The narrative tied together at 1234 is that the Fed is not taking action this time, it's more like saying: YOU want me to raise rates, I'll raise rates. But raising rates won't help much now, because the causes of high inflation are beyond control. Fed doesn't want to hike 75Bps but the data is so ugly it has to be added. So while the Fed is not inclined to add 75Bps next time, a higher base rate hike is not out of the question if CPI data is not good. The Fed doesn't think raising rates will hurt the economy or the stock market, and it doesn't want to play hardball with the market. The U.S. economy is still doing well.

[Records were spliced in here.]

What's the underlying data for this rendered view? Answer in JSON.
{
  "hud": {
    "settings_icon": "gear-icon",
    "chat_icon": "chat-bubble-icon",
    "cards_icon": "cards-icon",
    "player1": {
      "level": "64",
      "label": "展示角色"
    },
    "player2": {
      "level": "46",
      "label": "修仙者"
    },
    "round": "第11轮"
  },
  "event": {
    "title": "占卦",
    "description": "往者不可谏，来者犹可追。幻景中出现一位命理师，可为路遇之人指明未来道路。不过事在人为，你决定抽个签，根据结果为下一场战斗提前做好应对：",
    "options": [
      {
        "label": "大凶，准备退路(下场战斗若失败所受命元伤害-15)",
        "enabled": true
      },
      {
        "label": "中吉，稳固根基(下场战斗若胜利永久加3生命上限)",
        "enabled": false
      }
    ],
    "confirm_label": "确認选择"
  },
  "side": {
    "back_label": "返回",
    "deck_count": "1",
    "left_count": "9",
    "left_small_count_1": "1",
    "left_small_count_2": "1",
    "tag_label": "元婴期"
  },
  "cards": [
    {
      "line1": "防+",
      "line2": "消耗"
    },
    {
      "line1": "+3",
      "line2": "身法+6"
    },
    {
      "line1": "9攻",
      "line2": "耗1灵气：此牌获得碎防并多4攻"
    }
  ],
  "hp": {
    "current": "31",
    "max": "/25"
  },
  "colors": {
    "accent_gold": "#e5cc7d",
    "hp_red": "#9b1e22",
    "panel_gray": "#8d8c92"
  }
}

A good-natured statement so effective, the market is bullish.
The impression I got from this broadcast was that Powell wanted to be an ordinary economic bureaucrat, delivering steady policies, and not want to go down in history. But unfortunately he caught up with a vigorous era.
Next rate hike
The Fed has been very passive about raising rates. The rate hike path communicated 100 times before is not as useful as the CPI data of that month. If CPI data is not good, then how much rate increase, all depends on the market. You can add as much as you want from the Fed, very obedient.
Is the U.S. economy optimistic?
Powell's solution to the current U.S. economy is to let time take care of everything, because what is blocking the U.S. economy are additional factors beyond his control. Powell still sees no problems with the economy and offers no insight.
Trade direction
At 3:30 Powell finished his press conference, the good guy stepped down, and the stock market turned down.
Markets find an undecided policymaker more frightening than a hawk. It's not that the market looks at Powell, it's that Powell looks at the market, and the scary thing is not lower than expected, but not at all. If the next CPI data continues to explode and the market is pricing in a 100bps rate hike, won't Powell do exactly as well?
If the policy path is as bottomless as this, I don't believe the market will expect a particularly strong rebound until the next CPI data release (probably on July 10). If you do not want to short, do not recommend these days long. Let's see where this dip goes first.
"Be careful Tesla's huge put order" can only say that put traders know Powell's personality very well.